Calculation Layers

A CalculationLayer is an implementation of one calculation approach for estimating a set of physical properties, such as via molecular simulation or evaluating some QSAR like model.

The framework stacks multiple layers together when estimating a data set of properties.

../_images/layers.svg

A schematic of the layer system. A set of properties to estimate are fed into the first layer. Those which can be calculated are returned back. Those that can’t are passed to the next layer until no layer are left.

Each layer will in turn attempt to evaluate the properties being estimated using the specific approach the layer represents, such as by running a set of simulations. If the layer is unable to estimate a given property, for example if a layer does not yet support a given property, or if the layer has insufficient data to reprocesses, the property will be passed to the next layer for it to try and evaluate.

In practice, this allows the framework to attempt to estimate a data set using the most rapid calculation layer first, before moving to successively slower yet more robust layers, and thus enabling as efficient as possible property estimation.

Defining a Calculation Layer

A calculation layer is defined by two objects - a CalculationLayer object which implements the main layer logic, and a CalculationLayerSchema which defines those settings and options exposed required by the layer.

One CalculationLayerSchema will be provided to the for each type of property that the layer is being asked to estimate. The base CalculationLayerSchema currently only exposes options for optionally defining either the relative or absolute uncertainty that the layer should attempt to estimate the associated property type to within, however custom schemas can be defined per layer.

The structure of a CalculationLayer is relatively simple and permissive:

@calculation_layer()
class MyCalculationLayer(CalculationLayer):

    @classmethod
    def required_schema_type(cls):
        return CalculationLayerSchema

    @classmethod
    def _schedule_calculation(
        cls,
        calculation_backend,
        storage_backend,
        layer_directory,
        batch
    ):
        ...

The first thing to note is the calculation_layer() decorator which is being applied to the class. This registers the calculation layer with the frameworks plug-in system, allowing it to be used in future calculations.

The only other requirements is that the class implement a required_schema_type class method, which returns the type of CalculationLayerSchema that is associated with this layer, and a _schedule_calculation().

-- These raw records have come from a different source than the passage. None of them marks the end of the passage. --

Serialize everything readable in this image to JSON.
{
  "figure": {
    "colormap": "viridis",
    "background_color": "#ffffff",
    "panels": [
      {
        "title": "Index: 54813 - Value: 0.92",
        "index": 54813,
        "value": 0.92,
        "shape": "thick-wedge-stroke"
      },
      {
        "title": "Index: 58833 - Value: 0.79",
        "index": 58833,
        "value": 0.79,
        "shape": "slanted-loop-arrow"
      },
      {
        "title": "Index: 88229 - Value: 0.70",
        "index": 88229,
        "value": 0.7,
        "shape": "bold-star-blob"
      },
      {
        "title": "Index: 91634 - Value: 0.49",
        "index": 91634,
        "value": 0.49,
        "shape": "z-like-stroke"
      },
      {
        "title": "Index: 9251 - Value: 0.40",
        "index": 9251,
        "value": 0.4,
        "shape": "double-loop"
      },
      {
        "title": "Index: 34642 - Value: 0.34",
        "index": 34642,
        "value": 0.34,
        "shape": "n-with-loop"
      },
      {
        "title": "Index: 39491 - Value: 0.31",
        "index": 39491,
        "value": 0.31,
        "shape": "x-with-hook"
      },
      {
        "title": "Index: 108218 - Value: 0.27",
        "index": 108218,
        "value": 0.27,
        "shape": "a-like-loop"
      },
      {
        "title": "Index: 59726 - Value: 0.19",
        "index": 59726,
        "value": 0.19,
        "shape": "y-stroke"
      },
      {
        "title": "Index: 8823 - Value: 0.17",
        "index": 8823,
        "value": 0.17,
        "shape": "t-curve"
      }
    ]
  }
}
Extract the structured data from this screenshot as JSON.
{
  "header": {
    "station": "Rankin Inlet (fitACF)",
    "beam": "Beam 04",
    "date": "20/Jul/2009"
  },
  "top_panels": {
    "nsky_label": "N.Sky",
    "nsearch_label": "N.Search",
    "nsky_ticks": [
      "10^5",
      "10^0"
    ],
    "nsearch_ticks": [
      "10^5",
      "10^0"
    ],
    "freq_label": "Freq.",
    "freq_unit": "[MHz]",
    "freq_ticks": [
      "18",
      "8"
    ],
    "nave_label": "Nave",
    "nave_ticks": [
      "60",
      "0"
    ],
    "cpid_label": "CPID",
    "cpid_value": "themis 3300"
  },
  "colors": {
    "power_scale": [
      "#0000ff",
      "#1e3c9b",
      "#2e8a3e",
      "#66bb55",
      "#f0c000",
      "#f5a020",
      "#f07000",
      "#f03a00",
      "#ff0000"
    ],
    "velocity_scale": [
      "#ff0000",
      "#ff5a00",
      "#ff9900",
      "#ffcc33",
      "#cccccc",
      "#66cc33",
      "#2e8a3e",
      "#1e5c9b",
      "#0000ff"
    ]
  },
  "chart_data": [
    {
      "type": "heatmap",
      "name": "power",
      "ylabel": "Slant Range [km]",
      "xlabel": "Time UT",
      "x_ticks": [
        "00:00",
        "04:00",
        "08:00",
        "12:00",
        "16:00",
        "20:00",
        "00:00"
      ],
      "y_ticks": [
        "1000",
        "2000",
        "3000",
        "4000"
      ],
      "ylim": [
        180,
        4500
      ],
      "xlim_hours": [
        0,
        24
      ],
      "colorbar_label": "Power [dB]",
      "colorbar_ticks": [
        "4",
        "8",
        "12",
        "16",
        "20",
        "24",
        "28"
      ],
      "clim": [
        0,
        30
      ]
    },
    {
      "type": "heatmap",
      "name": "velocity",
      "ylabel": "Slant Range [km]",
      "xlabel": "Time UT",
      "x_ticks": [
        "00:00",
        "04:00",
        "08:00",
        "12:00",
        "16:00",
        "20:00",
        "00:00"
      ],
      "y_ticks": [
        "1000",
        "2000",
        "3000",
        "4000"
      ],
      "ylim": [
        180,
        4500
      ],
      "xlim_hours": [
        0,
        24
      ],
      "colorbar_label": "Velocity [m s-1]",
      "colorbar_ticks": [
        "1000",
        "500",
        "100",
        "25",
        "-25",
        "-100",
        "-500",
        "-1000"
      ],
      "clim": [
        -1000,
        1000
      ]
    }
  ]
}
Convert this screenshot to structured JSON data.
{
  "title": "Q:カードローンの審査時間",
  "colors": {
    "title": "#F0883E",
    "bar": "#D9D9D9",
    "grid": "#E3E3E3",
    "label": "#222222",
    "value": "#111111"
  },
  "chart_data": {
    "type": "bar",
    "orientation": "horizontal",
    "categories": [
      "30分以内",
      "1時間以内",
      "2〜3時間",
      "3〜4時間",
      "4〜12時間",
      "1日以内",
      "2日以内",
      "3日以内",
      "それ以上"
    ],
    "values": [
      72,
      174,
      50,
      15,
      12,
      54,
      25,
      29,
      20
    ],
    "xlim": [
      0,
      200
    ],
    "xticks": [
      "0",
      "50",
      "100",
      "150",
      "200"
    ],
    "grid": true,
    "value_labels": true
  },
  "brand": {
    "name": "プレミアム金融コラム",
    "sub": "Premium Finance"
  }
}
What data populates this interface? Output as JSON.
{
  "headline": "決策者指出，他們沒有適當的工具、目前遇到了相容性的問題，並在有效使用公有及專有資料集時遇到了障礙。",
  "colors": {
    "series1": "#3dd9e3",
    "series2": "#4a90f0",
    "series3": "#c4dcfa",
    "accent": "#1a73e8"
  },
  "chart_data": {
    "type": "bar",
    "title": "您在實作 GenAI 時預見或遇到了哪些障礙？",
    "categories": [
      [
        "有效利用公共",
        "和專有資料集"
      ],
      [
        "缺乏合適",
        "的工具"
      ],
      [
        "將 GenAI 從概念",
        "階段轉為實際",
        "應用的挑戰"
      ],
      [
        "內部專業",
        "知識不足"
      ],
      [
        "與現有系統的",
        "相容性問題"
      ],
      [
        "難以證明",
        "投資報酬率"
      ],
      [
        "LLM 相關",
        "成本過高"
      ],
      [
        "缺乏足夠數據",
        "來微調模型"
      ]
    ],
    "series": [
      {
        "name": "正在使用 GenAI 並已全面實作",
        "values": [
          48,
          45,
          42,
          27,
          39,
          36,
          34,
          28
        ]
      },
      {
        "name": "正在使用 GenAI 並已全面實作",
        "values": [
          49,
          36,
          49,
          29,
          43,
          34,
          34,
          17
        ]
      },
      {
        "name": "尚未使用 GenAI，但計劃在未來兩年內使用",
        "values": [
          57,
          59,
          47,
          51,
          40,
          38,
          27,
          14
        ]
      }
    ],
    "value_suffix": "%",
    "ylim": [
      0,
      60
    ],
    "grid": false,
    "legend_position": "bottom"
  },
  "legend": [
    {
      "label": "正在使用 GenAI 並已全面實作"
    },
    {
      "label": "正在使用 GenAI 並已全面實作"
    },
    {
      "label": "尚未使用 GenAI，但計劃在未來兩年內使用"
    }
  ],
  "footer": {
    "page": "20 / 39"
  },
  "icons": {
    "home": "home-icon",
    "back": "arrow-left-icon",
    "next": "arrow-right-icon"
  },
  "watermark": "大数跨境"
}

The _schedule_calculation() is responsible for performing the actual property calculations.

The form of the _schedule_calculation() function is very flexible:

@classmethod
def _schedule_calculation(
    cls,
    calculation_backend,
    storage_backend,
    layer_directory,
    batch
):

    futures = []

    for queued_property in batch.queued_properties:

        futures.append(
            calculation_backend.submit_task(
                cls.process_property, queued_property, cls.__name__
            )
        )

    return futures

It takes as arguments:

  • a CalculationBackend which is used to asynchronously distribute any calculations across the available compute resources.

  • a StorageBackend which may be used to store / cache any data generated by the calculations.

  • the path to the directory within which all of the calculation working files should be stored.

  • the Batch of properties which this layer should attempt to estimate. This object includes the properties to estimate, as well as the CalculationLayerSchema for each property type.

and must return a list of Future objects (which either must be or implement the same API as the asyncio Future object). The easiest way to generate the futures is to perform any calculations using the calculation_backend which will automatically return the results of any functions as such.

The future objects returned by _schedule_calculation() must return a CalculationLayerResult object, which includes

  • the estimated property if the calculation was successful (or UNDEFINED otherwise).

  • a list of any exceptions (of type EvaluatorException) which were raised during the calculation.

  • a list of any data to be stored by the storage backend.

As a minimal example of a method which returns one such object:

@classmethod
def process_property(cls, physical_property, **_):
    """Return a result as if the property had been successfully estimated.
    """

    # TODO: Do some calculations

    # Set the property provenance
    physical_property.source = CalculationSource(fidelity=cls.__name__)

    # Return the results object.
    results = CalculationLayerResult()
    results.physical_property = physical_property
    return results

Default Schemas

Default schemas for each pair of a calculation layer and a type of physical property may be registered using the register_calculation_schema() function:

# Register the default schema to use for density measurements being estimated
# by the direct simulation calculation layer.
register_calculation_schema(
    property_class=Density,
    layer_class=SimulationLayer,
    schema=Density.default_simulation_schema
)

where the schema object should either be an instance of a CalculationLayerSchema, or a function with no required arguments which returns a CalculationLayerSchema.

A list of the registered schemas is provided by the registered_calculation_schemas module attribute.